Finger Joint Pain and Arthritis
November 20, 2008 by admin
Metacarpophalangeal (MP or MPC) joints are those large joints in the hand at the base of each finger. They serve as complex hinge point and are essential for both gripping and pinching activities. Finger joint pain can have an impact on the simplest of daily tasks, such as holding a cup or even using utensils.
Smaller joints in the hand and those where the thumb is connected to the wrist are the ones most affected by finger joint pain. MP joints are less commonly affected by conditions relating to arthritis. The hand and CMC joint (where the thumb connects to the wrist) are typically more susceptible. Nevertheless, rheumatoid arthritis is the most common type of arthritis that affects the MP joints. In this situation, the joint lining called synovium generates chemical factors that damage and inflame the cartilage and tissues like the ligaments and tendons. The result of this is that joint surfaces are damaged and fingers come to an ulnar-deviated position. This is a position that points each finger in the direction of the little finger.
Other conditions of finger joint pain can produce throbbing, distortion, and movement loss. Post-traumatic arthritis arises when previous injuries result in the slow loss of joint cartilage, resulting in pain and stiffness. These findings are similar with those inherit in osteoarthritis. Post-traumatic arthritis and OA most generally affect the middle finger, index, and thumb. The rate of deformity and distortion is less severe in these conditions when compared to rheumatoid arthritis. Psoriasis, infection and gout are other conditions that trigger MP joint arthritis.

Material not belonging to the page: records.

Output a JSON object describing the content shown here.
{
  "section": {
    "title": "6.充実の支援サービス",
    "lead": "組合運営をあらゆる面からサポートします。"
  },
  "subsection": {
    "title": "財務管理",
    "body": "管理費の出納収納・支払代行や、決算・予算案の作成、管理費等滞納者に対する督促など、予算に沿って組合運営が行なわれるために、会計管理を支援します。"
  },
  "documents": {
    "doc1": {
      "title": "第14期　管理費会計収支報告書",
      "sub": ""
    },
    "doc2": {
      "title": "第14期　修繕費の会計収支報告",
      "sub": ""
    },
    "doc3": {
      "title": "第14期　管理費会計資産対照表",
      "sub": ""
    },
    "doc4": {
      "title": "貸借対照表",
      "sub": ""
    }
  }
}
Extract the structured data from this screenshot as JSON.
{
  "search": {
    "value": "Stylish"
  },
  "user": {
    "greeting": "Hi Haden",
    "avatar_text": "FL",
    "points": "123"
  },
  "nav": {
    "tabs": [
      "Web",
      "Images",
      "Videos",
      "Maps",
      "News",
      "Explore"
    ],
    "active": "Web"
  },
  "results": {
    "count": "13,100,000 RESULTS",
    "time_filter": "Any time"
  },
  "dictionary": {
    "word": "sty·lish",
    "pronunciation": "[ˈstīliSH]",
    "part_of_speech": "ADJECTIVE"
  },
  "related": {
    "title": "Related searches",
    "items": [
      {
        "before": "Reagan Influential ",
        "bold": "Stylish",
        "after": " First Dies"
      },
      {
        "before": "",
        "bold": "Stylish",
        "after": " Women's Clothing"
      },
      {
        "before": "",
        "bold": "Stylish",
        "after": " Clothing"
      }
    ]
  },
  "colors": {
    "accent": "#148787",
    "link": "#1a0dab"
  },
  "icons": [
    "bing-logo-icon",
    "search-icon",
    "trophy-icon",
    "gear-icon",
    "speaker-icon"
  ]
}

People who suffer from rheumatoid arthritis experience prolonged pain, inflammation, and deformity in a number of joints in both lower and upper extremities. RA patients’ fingers usually show signs of ulnar drift that is accompanied by motion loss and straightening of fingers.
In post-traumatic arthritis and osteoarthritis, patients complain of severe joint pain, which worsens with gripping and pinching activities. No finger deformities will be obvious for these patients, but swelling in between the large knuckles may often occur.
Diagnosing MP arthritis is done only through x-rays. Milder cases are best diagnosed with the help of special x-rays that examine the metacarpal head.
A lot of treatment options are available for patients suffering from finger joint pain. Deciding on what treatments is best is usually determined by the level of discomfort and severity of joint damage.
In the situation of rheumatoid arthritis, a variety of medications can be effectively utilized to battle any inflammation. Patients of rheumatoid arthritis are well advised to consult health practitioners that specialize in these kinds of disorders. When prescribed medications are not able to reduce symptoms or even slow the destruction of cartilage, cortisone injections can be used to provide temporary relief and improvement.
In post-traumatic arthritis, activity modification, anti-inflammatory drugs, and splints can alleviate the joint pain and provide relief from symptoms.
For patients who experience prolonged and progressive pain, motion loss, and deformity, they may have to go through surgical treatment to relieve these disorders.
Patients who have not suffered form significant joint damage can benefit from the synovectomy surgery, in which the inflamed joint lining is removed in order to slow the progressive destruction of joints. Tendons and cartilage can also be realigned to improve function. Patients with severely damaged joints can have them replaced or fused to relieve themselves from further finger joint pain. Your hand surgeon can provide guidance for these severe conditions.